Why do you need to be careful around radiation?

It is vital to protect ourselves from the harmful impact of radiation. Radiation should be handled sensitively, it has both negative and positive influence in our daily basis life. Radiation is also used for curing sever diseases like cancer, on the other hand, excessive exposure of radiation can lead you to serious diseases like cancer, thyroid, leukemia etc. Radiation can damage our living cell and DNA; thus, it is crucial to be careful around high radiation locality.  

What is the worst, Radiation can do to you?

Radiation can even kill you if you are exposed to enough of it. By doing so much damage to your organs and body that your body can’t do no longer operational functions. The regulatory system for radioactive materials is designed to prevent the possibility that anyone could receive an exposure even close to the levels that might suffer a painful and short-term damage.

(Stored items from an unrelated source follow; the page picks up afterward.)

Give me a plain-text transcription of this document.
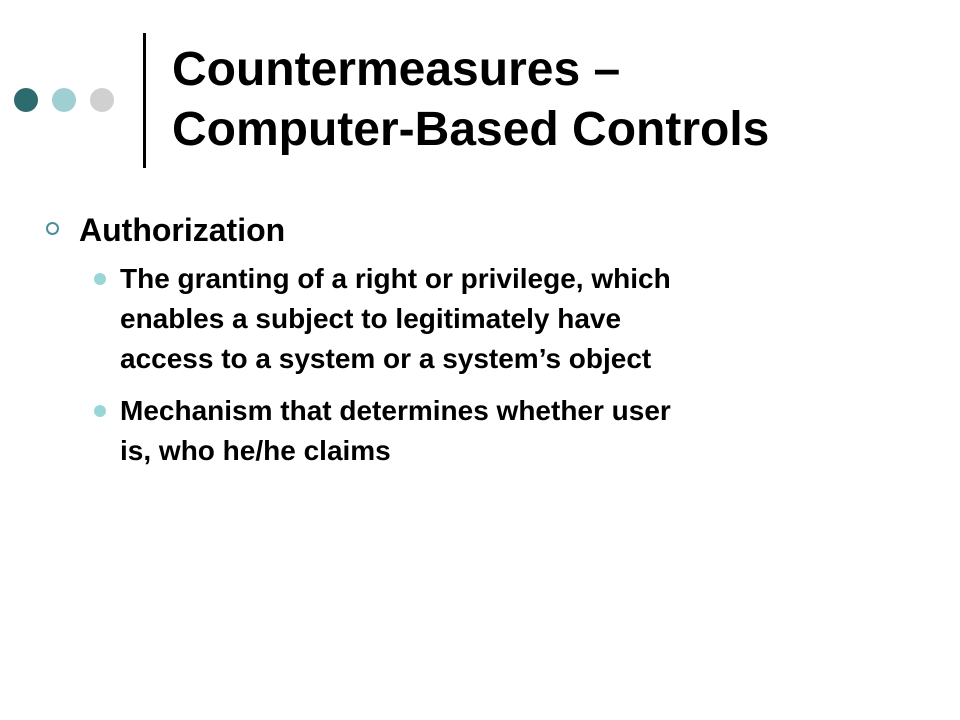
Countermeasures –
Computer-Based Controls
Authorization
The granting of a right or privilege, which
enables a subject to legitimately have
access to a system or a system’s object
Mechanism that determines whether user
is, who he/he claims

The simplest preventions against harmful radiation exposure are time, distance and shielding. Limit the time you are exposed to the radioactive source; increase the distance between you and the source; and shield yourself by placing objects between you and the source. These concepts form the basis of nuclear regulation so that we may enjoy the beneficial uses of radioactive materials while minimizing the risk to public health and the environment. For additional information.

What would be the bare minimum quantity of Radiation, which can affect any area or locality?

There is no conception like that. Ionizing Radiation can’t be measured like that. Everything is depending upon the activity of the source.

Is leakage not possible in improper shielding of a radioactive source?

Law and order never allows us to keep a radioactive source without proper shielding. If even that is kept like as said, leakage shall be there and that unexpectedly dangerous for the mankind. Being a professional, we never suggest keeping a radioactive source like that.